Sean Kelly is delighted to announce Ground Work (Field Revision) organized by Los Angeles-based curator and Executive Director of The Cultivist, Joey Lico. The exhibition brings together twelve artists whose practices consider how the earth is held, shaped, remembered, and reimagined. Rather than depicting landscape, the artists work within its materiality. Dust, pigment, metal, and glass function not as metaphors, but as witnesses. Through sculpture, photography, painting, and installation, the exhibition examines how material and psychological terrains shape one another, and how acts of construction, resistance, and renewal emerge from the strata of lived experience. There will be an opening reception on Thursday, January 8, from 6 to 8pm. Curator Joey Lico and several of the featured artists will be present.
Works by Adrián S. Bará, Sam Moyer, Leslie Hewitt, and Caleb Hahne Quinta address architectures, both literal and internal, through which memory and meaning take form. Bará’s precarious constructions echo the instability of the built environment. Moyer’s concrete-encased photographs collapse infrastructure and image into a single object, while Hewitt distills memory into spatial grammar, structuring stillness with photographic and sculptural restraint. Hahne Quinta’s atmospheric paintings trace displacement across emotional terrain, where figures dissolve into fields of color and distance.
Working across photography, assemblage, and material abstraction, Sofía Fernández Díaz, Marcel Duchamp, Jose de Jesus Rodriguez, Harold Mendez, and Dionne Lee question what lingers and remains. Fernandez Diaz builds sculptural forms that balance between permanence and collapse, articulating presence through pressure. Rodriguez merges sand, lime, and pigment into vibrating geometries that feel simultaneously built and breathing. Mendez’s oxidized surfaces, water-worn wood, and stained textiles function as quiet excavations—objects that mourn disappearance while dignifying what remains. Lee’s photographic and sculptural works interrogate the histories embedded in landscape, while Duchamp’s inclusion reveals early fault lines in the language of material residue and abstraction.
Addressing the geologies of time, Julian Charrière exposes the sediment of human ambition, rendering planetary transformation through obsidian, heliography, and industrial remnants that glisten with both ruin and renewal. Athena LaTocha presses ash, soil, and industrial residue into sweeping works that collapse geological, historical, and personal timelines. Nobuhito Nishigawara recomposes fractured rock into sculptural acts of repair, in which gold-glazed seams carry ancestral memory and geological persistence forward.

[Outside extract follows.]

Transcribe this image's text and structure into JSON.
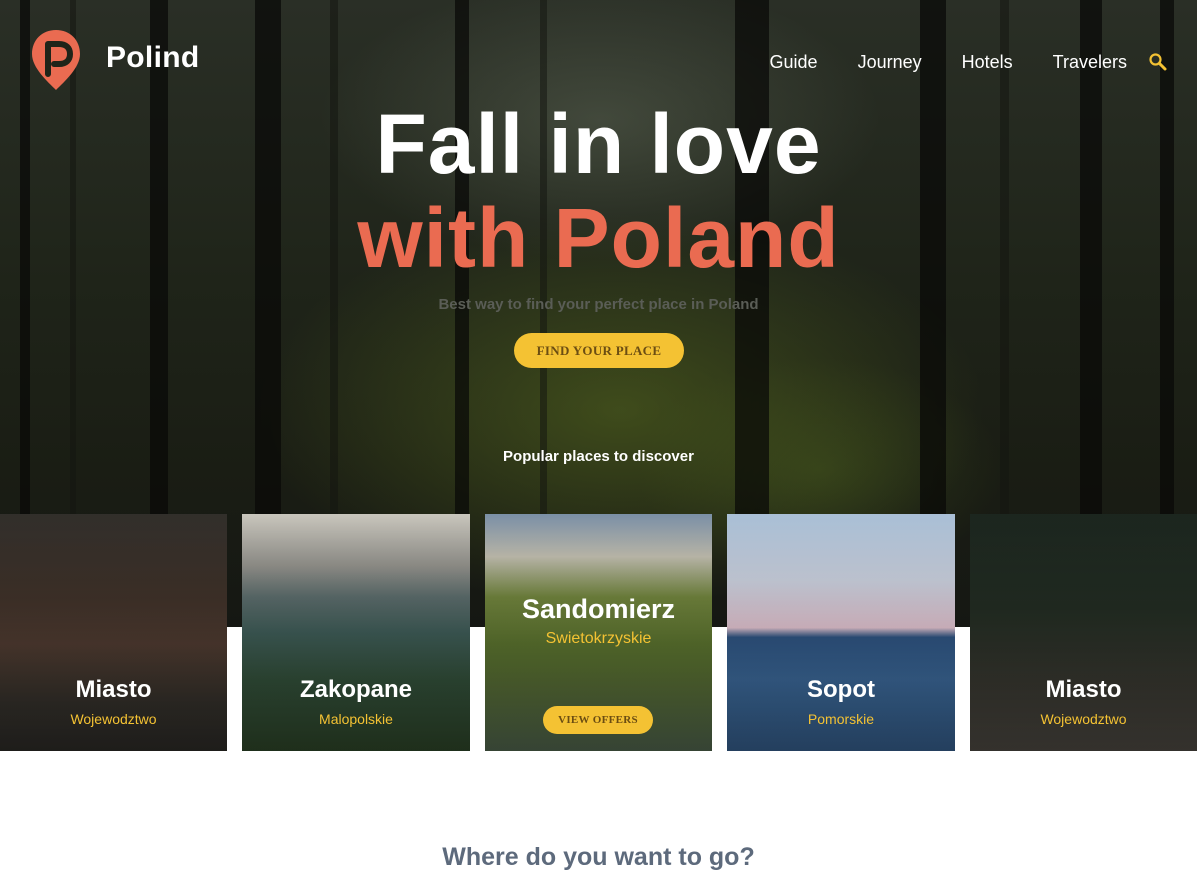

Across these distinct practices, Ground Work (Field Revision) asks what it means to inhabit a ground—natural or constructed—that is continually shifting. The exhibition proposes that every surface holds the politics of its making, and that the materials closest to the earth’s memory, dust, stone, metal, pigment, are also the ones through which artists articulate resilience, rupture, and renewal.
Courtesy Sean Kelly.


Sean Kelly Gallery was founded by its British-born owner in 1991 and operated privately in SoHo until 1995 when its first public space opened at 43 Mercer Street. During these formative years, it established a reputation for diverse, intellectually driven, unconventional exhibitions. The original list of artists represented included Marina Abramović, James Casebere, Callum Innes, Joseph Kosuth and Julião Sarmento – exemplifying the Gallery’s commitment to presenting important, challenging contemporary art.